Menghindari makan dan minum yang haram dan hanya mengonsumsi makanan yang halal dan thayib adalah tanda ketaatan dan kesalehan seorang hamba. Dengan begitu, seorang hamba dapat menjaga dirinya dari dosa dan maksiat, serta memperoleh keberkahan, rahmat dan ampunan-Nya.

Indonesia merupakan salah satu negara yang penduduknya mayoritas ummat Islam. Oleh karena itu pemerintah merasa perlu untuk memastikan sebuah produk terutama makanan dan kosmetik memiliki legalitas halal, maka didirikanlah Lembaga penjamin halal di Indonesia yaitu Badan Penyelenggara Jaminan Produk Halal (BPJPH) yang berada di bawah Kementerian Agama, serta Lembaga Pemeriksa Halal (LPH) yang bertugas memeriksa dan menguji kehalalan produk sebelum disertifikasi. LPH dapat berupa pemerintah maupun Organisasi Masyarakat (Ormas) Islam seperti LPH Muhammadiyyah, LPH Nahdhatul Ulama, LPH Mathla’ul Anwar, LPH Hidayatullah, dan lain-lain serta  harus mendapatkan izin dari BPJPH (Badan Penyelenggara Jaminan Produk Halal).

Beda MUI dan BPJPH

Sebagai warga negara yang beragama Islam dan serba selalu ingin memastikan kehalalan sebuah produk makanan dan kosmetik sering muncul pertanyaan “Apa bedanya MUI dan BPJPH?”

Secara garis besar, BPJPH berfungsi sebagai lembaga pemerintah yang menerbitkan sertifikat halal, sementara MUI memiliki kewenangan dalam menetapkan fatwa halal sebagai dasar utama penerbitan sertifikat tersebut.25 Agu 2025

Lembaga Pemeriksa Halal (LPH) adalah elemen penting dalam pelaksanaan layanan sertifikasi halal dan implementasi jaminan produk halal. LPH merupakan lembaga yang bertugas untuk melakukan kegiatan pemeriksaan dan atau pengujian terhadap kehalalan produk termasuk penugasan terhadap auditor halal.

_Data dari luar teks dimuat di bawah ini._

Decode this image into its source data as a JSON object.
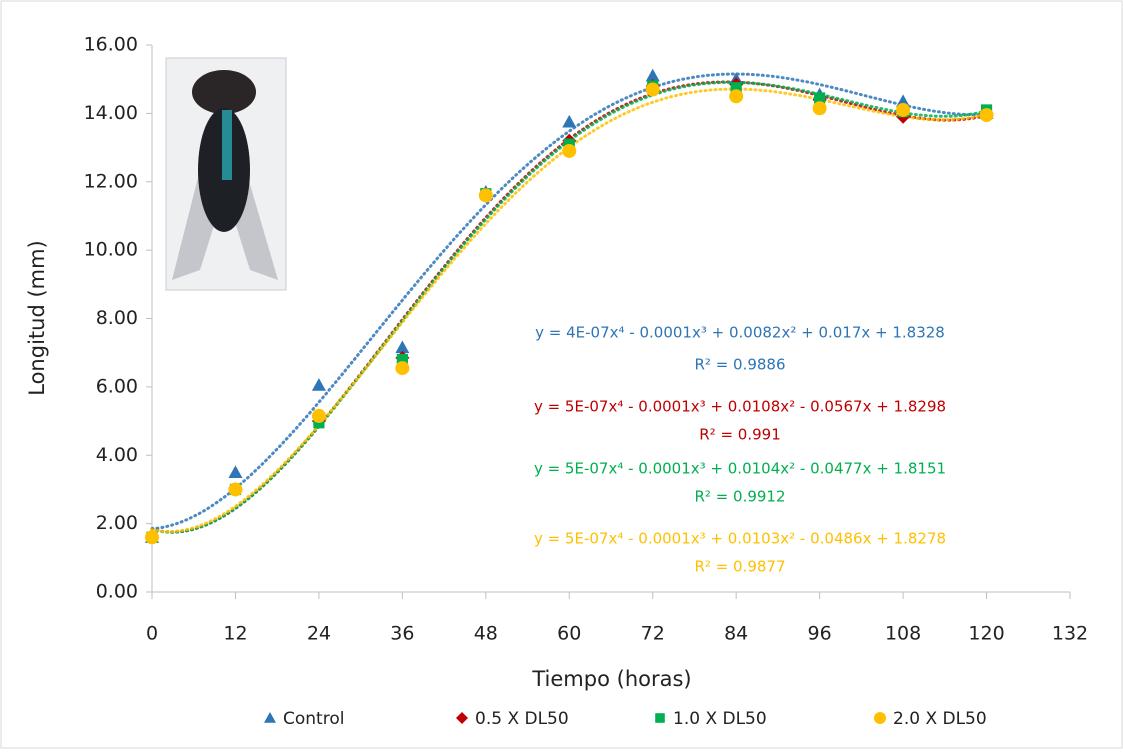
{
  "chart_data": {
    "type": "scatter",
    "x_label": "Tiempo (horas)",
    "y_label": "Longitud (mm)",
    "x": [
      0,
      12,
      24,
      36,
      48,
      60,
      72,
      84,
      96,
      108,
      120
    ],
    "xlim": [
      0,
      132
    ],
    "xticks": [
      0,
      12,
      24,
      36,
      48,
      60,
      72,
      84,
      96,
      108,
      120,
      132
    ],
    "ylim": [
      0,
      16
    ],
    "yticks": [
      {
        "value": 0,
        "label": "0.00"
      },
      {
        "value": 2,
        "label": "2.00"
      },
      {
        "value": 4,
        "label": "4.00"
      },
      {
        "value": 6,
        "label": "6.00"
      },
      {
        "value": 8,
        "label": "8.00"
      },
      {
        "value": 10,
        "label": "10.00"
      },
      {
        "value": 12,
        "label": "12.00"
      },
      {
        "value": 14,
        "label": "14.00"
      },
      {
        "value": 16,
        "label": "16.00"
      }
    ],
    "trendline_order": 4,
    "series": [
      {
        "name": "Control",
        "color": "#2e75b6",
        "marker": "triangle",
        "values": [
          1.6,
          3.5,
          6.05,
          7.15,
          11.7,
          13.75,
          15.1,
          15.0,
          14.55,
          14.35,
          14.0
        ],
        "equation": "y = 4E-07x⁴ - 0.0001x³ + 0.0082x² + 0.017x + 1.8328",
        "r2": "R² = 0.9886"
      },
      {
        "name": "0.5 X DL50",
        "color": "#c00000",
        "marker": "diamond",
        "values": [
          1.6,
          3.0,
          5.0,
          6.85,
          11.6,
          13.2,
          14.8,
          14.85,
          14.4,
          13.9,
          14.0
        ],
        "equation": "y = 5E-07x⁴ - 0.0001x³ + 0.0108x² - 0.0567x + 1.8298",
        "r2": "R² = 0.991"
      },
      {
        "name": "1.0 X DL50",
        "color": "#00b050",
        "marker": "square",
        "values": [
          1.6,
          3.0,
          4.95,
          6.8,
          11.65,
          13.1,
          14.8,
          14.75,
          14.45,
          14.05,
          14.1
        ],
        "equation": "y = 5E-07x⁴ - 0.0001x³ + 0.0104x² - 0.0477x + 1.8151",
        "r2": "R² = 0.9912"
      },
      {
        "name": "2.0 X DL50",
        "color": "#ffc000",
        "marker": "circle",
        "values": [
          1.6,
          3.0,
          5.15,
          6.55,
          11.6,
          12.9,
          14.7,
          14.5,
          14.15,
          14.1,
          13.95
        ],
        "equation": "y = 5E-07x⁴ - 0.0001x³ + 0.0103x² - 0.0486x + 1.8278",
        "r2": "R² = 0.9877"
      }
    ]
  }
}
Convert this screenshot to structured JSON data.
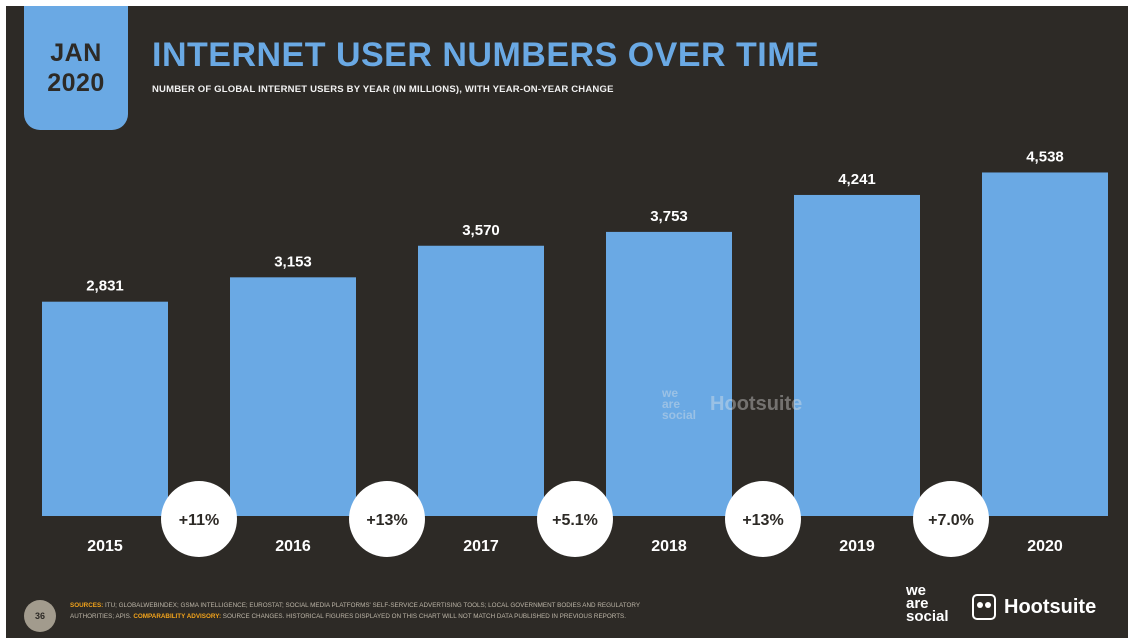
{
  "header": {
    "month": "JAN",
    "year": "2020",
    "title": "INTERNET USER NUMBERS OVER TIME",
    "subtitle": "NUMBER OF GLOBAL INTERNET USERS BY YEAR (IN MILLIONS), WITH YEAR-ON-YEAR CHANGE"
  },
  "chart_data": {
    "type": "bar",
    "categories": [
      "2015",
      "2016",
      "2017",
      "2018",
      "2019",
      "2020"
    ],
    "values": [
      2831,
      3153,
      3570,
      3753,
      4241,
      4538
    ],
    "value_labels": [
      "2,831",
      "3,153",
      "3,570",
      "3,753",
      "4,241",
      "4,538"
    ],
    "changes": [
      "+11%",
      "+13%",
      "+5.1%",
      "+13%",
      "+7.0%"
    ],
    "title": "INTERNET USER NUMBERS OVER TIME",
    "xlabel": "",
    "ylabel": "",
    "ylim": [
      0,
      5000
    ],
    "grid": false,
    "legend": "none",
    "colors": {
      "bar": "#6aa9e4",
      "background": "#2d2a26",
      "label": "#ffffff",
      "change_bubble": "#ffffff",
      "change_text": "#2d2a26"
    }
  },
  "watermark": {
    "brand_lines": [
      "we",
      "are",
      "social"
    ],
    "partner": "Hootsuite"
  },
  "footer": {
    "page_number": "36",
    "sources_label": "SOURCES:",
    "sources_text": "ITU; GLOBALWEBINDEX; GSMA INTELLIGENCE; EUROSTAT; SOCIAL MEDIA PLATFORMS' SELF-SERVICE ADVERTISING TOOLS; LOCAL GOVERNMENT BODIES AND REGULATORY",
    "sources_text_2": "AUTHORITIES; APIS.",
    "advisory_label": "COMPARABILITY ADVISORY:",
    "advisory_text": "SOURCE CHANGES. HISTORICAL FIGURES DISPLAYED ON THIS CHART WILL NOT MATCH DATA PUBLISHED IN PREVIOUS REPORTS.",
    "logo_lines": [
      "we",
      "are",
      "social"
    ],
    "partner_logo": "Hootsuite",
    "partner_icon": "owl-icon"
  }
}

Lembaga Pemeriksa Halal (LPH) yang didirikan ormas-ormas Islam seperti Muhammadiyyah, Nahdhatul Ulama,  Ormas Mathla’ul Anwar, Hidayatullah dan lain-lain adalah  dalam rangka mendukung penerapan Undang-Undang Nomor 33 Tahun 2014 yaitu kewajiban sertifikasi halal untuk produk yang beredar di Indonesia.

Semoga Allah Subahanahu Wa Ta’ala selalu menjaga kita dari segala hal yang diharamkan, dan membimbing kita dalam meniti jalan ketaatan kepada-Nya. Aamiin ya Rabbal Alamiin.